Aggressive subjects’ judgements of intent, feelings of anger, and behavioral tendencies were assessed in four different types of hypothetical peer provocation situations (i.e. prosocial, accidental, ambiguous, and hostile). The overall intervention effect was significant (p<.001) and these effects were evident on all three variables, but only in ambiguous scenarios. Treatment group membership accounted for 33% of the multivariate variance. Boys who participated in the attributional program perceived significantly less hostile intent (p<.001), reported significantly less anger (p<.001), and endorsed less hostile behavior (p<.05) compared to the other two groups. There were no significant group differences in disciplinary office referrals (of any type).

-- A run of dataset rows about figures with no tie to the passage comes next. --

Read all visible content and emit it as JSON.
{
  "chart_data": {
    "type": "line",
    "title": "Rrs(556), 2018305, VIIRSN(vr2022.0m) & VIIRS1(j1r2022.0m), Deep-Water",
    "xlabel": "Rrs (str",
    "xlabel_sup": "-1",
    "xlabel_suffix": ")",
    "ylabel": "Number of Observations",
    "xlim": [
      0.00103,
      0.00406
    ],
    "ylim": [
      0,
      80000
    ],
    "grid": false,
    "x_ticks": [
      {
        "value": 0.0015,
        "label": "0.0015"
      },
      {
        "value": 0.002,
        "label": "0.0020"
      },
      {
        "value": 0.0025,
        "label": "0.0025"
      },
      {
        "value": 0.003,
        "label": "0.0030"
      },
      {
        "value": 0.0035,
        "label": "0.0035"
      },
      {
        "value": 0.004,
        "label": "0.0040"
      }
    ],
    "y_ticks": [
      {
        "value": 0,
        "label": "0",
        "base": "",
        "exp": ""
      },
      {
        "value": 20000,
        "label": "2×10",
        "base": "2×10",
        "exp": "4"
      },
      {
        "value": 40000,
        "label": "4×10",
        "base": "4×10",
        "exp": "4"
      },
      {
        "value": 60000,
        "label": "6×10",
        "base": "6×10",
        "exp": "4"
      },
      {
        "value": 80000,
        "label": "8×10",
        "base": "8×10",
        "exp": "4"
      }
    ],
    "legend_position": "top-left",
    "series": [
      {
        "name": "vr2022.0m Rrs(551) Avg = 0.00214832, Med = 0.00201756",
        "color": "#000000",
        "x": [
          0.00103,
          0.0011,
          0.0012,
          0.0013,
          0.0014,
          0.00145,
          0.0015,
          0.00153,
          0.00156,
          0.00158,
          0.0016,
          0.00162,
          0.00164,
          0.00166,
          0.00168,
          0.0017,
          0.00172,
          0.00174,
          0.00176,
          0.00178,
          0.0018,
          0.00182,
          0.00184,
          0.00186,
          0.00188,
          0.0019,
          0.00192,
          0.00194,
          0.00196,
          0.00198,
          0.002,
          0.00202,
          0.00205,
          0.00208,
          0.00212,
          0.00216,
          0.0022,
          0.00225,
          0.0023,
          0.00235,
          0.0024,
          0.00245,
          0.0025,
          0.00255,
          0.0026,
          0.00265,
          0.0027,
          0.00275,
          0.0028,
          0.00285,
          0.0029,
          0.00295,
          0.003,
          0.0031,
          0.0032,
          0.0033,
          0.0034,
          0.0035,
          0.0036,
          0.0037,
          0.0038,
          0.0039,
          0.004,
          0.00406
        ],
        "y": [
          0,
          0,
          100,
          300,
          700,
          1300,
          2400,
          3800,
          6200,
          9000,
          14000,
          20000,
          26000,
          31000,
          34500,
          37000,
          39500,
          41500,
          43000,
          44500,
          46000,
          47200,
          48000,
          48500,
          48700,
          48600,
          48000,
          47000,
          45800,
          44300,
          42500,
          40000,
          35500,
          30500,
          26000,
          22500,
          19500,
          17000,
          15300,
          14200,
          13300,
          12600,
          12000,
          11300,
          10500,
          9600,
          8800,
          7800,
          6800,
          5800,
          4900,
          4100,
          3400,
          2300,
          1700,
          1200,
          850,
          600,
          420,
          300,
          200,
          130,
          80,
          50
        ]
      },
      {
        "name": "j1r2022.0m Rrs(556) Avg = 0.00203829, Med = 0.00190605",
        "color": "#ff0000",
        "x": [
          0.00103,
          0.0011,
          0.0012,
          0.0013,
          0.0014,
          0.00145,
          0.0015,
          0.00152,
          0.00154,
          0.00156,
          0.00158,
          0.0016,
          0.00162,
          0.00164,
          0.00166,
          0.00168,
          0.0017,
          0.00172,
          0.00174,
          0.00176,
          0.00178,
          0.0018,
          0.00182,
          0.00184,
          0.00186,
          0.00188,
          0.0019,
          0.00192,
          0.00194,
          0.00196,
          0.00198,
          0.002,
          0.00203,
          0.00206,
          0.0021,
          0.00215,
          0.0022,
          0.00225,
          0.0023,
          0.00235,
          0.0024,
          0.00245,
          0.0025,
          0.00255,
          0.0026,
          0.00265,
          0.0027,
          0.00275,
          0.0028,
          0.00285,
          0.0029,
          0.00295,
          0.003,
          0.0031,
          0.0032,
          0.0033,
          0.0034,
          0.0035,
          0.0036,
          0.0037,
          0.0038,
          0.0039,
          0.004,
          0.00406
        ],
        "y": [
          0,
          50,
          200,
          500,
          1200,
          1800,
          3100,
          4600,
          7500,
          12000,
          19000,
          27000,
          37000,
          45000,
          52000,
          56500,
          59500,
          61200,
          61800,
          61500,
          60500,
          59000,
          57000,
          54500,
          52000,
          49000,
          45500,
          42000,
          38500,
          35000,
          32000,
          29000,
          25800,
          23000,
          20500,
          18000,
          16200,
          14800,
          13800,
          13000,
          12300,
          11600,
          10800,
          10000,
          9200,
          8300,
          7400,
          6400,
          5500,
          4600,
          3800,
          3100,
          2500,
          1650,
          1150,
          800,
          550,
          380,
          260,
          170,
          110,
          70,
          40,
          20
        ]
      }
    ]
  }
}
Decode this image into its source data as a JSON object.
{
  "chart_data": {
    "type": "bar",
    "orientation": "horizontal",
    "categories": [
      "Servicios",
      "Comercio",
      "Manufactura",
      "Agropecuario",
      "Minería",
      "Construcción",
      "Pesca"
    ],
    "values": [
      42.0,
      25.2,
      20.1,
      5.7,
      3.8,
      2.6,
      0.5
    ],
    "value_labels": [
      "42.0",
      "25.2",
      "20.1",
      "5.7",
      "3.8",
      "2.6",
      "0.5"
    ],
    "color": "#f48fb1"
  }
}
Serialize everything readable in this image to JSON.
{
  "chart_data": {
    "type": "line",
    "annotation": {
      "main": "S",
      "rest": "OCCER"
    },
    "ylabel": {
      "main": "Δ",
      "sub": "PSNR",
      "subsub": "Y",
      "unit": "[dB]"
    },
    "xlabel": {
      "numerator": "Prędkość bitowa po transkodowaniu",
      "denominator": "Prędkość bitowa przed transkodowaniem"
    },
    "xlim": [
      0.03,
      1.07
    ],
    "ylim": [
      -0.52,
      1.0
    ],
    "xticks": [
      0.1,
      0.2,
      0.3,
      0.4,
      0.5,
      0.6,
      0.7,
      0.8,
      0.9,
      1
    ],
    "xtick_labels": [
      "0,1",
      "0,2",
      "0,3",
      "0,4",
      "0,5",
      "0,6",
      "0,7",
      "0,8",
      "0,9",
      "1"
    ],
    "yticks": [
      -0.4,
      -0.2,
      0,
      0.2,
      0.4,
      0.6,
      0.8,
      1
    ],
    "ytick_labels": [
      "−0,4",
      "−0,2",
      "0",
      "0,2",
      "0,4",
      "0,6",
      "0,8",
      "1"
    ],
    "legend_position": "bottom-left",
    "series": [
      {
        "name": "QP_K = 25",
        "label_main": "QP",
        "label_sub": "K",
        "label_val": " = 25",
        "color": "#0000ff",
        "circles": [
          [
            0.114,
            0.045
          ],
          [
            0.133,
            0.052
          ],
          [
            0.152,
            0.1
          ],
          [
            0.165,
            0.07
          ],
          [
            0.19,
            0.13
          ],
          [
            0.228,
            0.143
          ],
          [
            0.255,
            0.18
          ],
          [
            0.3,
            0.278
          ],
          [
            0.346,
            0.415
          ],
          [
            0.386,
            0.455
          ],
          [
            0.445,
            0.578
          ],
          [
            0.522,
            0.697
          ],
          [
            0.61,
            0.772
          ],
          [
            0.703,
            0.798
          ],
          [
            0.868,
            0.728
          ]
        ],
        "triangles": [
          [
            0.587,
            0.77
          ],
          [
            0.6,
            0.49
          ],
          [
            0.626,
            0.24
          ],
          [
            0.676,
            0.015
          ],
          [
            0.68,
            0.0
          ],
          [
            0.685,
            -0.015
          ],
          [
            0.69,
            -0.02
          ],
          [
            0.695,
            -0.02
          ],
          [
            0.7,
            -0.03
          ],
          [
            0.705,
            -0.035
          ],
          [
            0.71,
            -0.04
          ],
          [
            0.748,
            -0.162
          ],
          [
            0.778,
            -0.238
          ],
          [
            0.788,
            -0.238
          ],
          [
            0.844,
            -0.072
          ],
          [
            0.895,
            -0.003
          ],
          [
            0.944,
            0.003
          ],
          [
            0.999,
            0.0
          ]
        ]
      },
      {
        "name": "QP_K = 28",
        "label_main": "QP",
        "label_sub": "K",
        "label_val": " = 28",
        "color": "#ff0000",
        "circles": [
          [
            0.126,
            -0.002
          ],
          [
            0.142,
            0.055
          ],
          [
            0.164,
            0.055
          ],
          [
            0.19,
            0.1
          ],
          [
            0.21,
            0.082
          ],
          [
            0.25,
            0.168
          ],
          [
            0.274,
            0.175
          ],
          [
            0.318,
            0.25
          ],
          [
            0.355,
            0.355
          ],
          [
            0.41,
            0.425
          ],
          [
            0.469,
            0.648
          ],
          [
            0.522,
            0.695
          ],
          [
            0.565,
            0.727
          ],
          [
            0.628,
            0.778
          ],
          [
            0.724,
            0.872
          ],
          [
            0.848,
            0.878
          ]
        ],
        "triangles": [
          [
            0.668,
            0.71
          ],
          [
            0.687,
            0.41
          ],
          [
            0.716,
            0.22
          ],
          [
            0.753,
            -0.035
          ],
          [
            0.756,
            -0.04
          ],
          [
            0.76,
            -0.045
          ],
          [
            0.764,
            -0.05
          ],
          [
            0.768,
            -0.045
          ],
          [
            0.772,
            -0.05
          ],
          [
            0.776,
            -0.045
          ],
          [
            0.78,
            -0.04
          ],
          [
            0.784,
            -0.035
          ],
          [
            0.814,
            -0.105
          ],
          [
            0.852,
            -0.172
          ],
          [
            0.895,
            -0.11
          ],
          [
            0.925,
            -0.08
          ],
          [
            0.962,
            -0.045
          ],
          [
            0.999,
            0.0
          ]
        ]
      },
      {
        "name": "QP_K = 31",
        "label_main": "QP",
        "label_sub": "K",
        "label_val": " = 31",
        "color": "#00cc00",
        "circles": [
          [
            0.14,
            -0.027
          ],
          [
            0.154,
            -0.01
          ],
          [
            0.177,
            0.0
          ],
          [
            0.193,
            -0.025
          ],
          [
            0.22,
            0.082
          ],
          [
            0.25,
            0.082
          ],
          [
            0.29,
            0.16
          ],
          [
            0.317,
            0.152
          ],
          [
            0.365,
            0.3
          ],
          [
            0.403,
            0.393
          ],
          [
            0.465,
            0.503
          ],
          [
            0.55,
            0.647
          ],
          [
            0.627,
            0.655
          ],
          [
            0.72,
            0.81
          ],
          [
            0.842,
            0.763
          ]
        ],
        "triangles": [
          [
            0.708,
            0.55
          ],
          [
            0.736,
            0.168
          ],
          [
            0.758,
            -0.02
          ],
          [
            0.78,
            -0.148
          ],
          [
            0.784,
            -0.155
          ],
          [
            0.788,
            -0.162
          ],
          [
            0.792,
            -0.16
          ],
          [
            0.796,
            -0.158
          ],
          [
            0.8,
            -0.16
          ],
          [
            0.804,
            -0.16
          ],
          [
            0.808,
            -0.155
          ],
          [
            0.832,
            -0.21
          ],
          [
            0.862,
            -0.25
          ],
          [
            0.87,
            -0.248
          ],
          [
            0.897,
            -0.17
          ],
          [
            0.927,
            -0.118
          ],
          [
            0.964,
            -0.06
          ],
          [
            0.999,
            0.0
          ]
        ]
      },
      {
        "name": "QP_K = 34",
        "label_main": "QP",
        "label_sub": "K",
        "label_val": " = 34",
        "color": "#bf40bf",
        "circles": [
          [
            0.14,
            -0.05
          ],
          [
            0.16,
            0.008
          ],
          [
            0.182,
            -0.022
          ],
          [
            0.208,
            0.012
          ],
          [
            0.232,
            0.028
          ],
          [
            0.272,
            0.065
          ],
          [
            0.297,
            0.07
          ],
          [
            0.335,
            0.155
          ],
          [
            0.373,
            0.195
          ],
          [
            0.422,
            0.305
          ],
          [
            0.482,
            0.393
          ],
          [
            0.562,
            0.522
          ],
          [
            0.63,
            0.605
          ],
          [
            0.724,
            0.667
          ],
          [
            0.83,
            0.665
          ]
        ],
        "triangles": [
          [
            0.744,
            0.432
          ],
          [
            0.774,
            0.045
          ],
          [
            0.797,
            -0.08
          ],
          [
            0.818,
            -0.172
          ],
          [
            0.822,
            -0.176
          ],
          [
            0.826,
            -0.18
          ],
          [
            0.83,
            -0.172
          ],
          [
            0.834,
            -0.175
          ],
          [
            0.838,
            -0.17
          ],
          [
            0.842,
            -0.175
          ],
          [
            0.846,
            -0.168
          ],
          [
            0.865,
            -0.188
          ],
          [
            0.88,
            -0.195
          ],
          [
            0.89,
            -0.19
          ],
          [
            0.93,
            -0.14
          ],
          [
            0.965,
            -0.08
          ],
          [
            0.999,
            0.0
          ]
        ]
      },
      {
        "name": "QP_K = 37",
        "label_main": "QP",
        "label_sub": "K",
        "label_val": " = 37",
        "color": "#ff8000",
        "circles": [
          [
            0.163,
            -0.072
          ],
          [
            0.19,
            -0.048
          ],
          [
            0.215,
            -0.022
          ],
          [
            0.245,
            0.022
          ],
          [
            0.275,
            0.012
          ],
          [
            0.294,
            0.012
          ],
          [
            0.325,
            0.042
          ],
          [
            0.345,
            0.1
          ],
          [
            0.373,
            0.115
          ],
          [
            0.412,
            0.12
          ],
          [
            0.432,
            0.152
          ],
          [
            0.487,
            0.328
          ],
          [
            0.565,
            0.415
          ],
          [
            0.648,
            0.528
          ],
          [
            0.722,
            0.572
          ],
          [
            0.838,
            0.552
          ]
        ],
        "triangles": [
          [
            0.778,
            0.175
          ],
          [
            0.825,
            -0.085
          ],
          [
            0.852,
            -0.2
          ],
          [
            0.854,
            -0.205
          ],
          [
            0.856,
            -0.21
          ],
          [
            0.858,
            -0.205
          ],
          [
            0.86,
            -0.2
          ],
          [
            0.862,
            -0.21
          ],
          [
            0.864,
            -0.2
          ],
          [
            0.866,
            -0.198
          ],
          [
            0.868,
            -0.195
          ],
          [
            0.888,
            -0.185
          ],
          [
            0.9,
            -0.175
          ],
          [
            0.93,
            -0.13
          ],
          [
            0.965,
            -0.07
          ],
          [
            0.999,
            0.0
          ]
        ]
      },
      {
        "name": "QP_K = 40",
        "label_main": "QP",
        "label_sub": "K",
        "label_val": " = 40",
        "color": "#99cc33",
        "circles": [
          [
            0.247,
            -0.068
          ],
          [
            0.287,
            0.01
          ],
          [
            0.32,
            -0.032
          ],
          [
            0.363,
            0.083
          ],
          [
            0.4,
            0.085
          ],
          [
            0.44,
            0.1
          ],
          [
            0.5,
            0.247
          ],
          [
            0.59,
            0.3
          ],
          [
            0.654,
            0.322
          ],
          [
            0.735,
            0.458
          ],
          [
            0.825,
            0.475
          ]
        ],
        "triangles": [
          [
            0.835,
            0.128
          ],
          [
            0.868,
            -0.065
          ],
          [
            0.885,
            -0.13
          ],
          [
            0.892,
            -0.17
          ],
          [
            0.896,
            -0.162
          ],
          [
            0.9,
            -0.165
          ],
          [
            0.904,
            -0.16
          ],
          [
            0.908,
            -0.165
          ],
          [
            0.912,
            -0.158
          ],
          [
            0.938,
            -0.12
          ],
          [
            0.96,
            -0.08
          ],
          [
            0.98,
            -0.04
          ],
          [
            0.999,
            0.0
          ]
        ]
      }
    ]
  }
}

In an analog task designed to assess subjects responses in actual peer interactions, aggressive boys who had participated in the intervention were significantly less likely to infer hostile intent (p<.001) compared to the other groups. Verbalizations during the task were coded and boys in the experimental condition received significantly higher scores (p<.01) than the other two groups. Higher scores indicated more neutral verbal behavior as opposed to aggressive verbal behavior.

Strengths & Limitations:
The Attributional Intervention Program targeted specific social-cognitive risk factors associated with childhood aggression by providing an intervention at the individual child level. In a randomized trial, support was found for the effectiveness of the program in altering the types of attributions and the emotional responses that the participants provided in ambiguous situations. At post-test, subjects were also rated as less aggressive by teachers and observed as less hostile in an actual ambiguous social interaction. These findings are promising given the quality of the evaluation design, the use of multiple sources of information including behavioral observations, and the fact that the teachers who provided student assessments were unaware of the child’s status.

A strength of the evaluation was that the authors addressed the issues of dosage, staff training, and program fidelity. All students were required to attend a minimum of 10 sessions and all subjects met this requirement. Group leaders were two African-American women with backgrounds in education. The instructors participated in 16 hours of training with the curriculum developer and conducted 3 experimental and 3 attention-training groups each. Weekly supervision was provided to the group leaders to monitor and discuss implementation integrity. It is important to consider however, that the sample size was relatively small, the subjects were all male, and the majority of the participants were African-American, which limit the generalizability of the findings. In addition, the absence of follow-up data leaves in question the long-term impact of the program.

The author compared the aggressive and non-aggressive subjects to determine the clinical significance of the study findings. Although aggressive boys in the intervention were rated by teachers as less aggressive after participating in the attributional program, they were still rated as significantly more aggressive than the non-aggressive subjects at post-test.